We’re introducing a new approach for working with feature flags. This approach allows declaring feature flags in code and calling them as functions. Flags implemented using this pattern can automatically respect overrides set by the Vercel Toolbar, and integrate with our Developer Experience Platform features like Web Analytics and Runtime Logs.

import { unstable_flag as flag } from "@vercel/flags/next"
const showSummerSale = flag({
key: "summer-sale",
decide: async () => false
})
Declaring a feature flag

The pattern avoids common pitfalls of client-side feature flag and experimentation usage, such as flashing the wrong experiment, loading spinners, layout shift, and jank. It works with any feature flag provider and even custom setups.

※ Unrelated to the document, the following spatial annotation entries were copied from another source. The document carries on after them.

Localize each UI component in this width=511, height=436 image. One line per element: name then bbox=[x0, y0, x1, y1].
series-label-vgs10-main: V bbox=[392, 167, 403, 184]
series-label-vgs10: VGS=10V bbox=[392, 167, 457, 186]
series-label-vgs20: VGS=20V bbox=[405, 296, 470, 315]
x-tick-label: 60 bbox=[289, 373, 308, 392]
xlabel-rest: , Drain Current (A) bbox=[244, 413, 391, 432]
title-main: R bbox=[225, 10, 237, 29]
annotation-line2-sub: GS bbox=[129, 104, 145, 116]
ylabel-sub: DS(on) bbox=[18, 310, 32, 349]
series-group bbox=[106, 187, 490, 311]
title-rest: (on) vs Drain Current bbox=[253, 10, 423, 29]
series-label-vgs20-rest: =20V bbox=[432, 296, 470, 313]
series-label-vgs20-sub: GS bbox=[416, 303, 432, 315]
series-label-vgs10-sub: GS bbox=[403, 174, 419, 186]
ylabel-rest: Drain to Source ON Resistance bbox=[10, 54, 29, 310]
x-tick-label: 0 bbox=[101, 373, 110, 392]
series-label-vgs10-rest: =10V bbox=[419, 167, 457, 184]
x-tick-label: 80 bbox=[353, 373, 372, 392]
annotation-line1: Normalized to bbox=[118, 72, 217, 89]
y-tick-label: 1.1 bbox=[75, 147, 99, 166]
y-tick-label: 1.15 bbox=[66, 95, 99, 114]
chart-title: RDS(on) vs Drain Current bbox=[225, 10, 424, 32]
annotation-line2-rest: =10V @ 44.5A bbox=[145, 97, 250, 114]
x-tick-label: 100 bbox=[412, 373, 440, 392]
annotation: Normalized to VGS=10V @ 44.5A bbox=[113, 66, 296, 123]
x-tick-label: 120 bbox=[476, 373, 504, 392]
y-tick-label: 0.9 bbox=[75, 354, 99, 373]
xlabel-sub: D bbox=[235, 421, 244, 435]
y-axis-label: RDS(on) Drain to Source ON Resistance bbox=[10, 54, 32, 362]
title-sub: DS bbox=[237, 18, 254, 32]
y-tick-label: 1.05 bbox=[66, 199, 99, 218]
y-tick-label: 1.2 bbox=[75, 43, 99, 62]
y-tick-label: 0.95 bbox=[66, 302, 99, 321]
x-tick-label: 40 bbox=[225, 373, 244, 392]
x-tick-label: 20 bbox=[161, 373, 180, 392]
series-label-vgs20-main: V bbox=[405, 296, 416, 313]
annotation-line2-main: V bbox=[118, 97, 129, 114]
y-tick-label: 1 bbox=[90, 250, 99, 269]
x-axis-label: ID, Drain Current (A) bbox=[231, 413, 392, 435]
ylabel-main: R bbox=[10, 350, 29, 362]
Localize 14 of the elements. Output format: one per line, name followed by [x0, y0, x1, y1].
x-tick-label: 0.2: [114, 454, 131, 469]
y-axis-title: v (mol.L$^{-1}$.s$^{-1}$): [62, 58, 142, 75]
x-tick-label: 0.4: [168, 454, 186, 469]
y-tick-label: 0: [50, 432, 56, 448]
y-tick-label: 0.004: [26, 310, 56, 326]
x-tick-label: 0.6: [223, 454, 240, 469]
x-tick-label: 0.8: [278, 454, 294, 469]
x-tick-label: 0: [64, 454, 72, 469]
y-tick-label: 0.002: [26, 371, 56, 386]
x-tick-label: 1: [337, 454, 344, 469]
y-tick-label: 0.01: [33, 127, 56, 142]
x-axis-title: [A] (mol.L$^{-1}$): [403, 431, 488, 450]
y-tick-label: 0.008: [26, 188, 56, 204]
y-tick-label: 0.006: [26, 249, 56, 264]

export const showSummerSale = flag<boolean>({
key: 'summer-sale',
async decide() {
return getLaunchDarklyClient().variation(this.key, false);
},
});
Using a feature flag

The pattern further allows for optionally precomputing certain feature flags in Middleware. Middleware can then route visitors to statically generated pages tailored to their specific combination of feature flags and experiments.

This even works when multiple flags are present on the page, which typically suffers from combinatory explosion. Precomputing is great for experimentation on marketing pages as it allows keeping them completely static with ultra-low TTFB, no layout shift, and no flashing of the wrong experiment.

We have implemented this new feature flags design pattern for Next.js in @vercel/flags/next, and we are releasing an implementation for SvelteKit soon.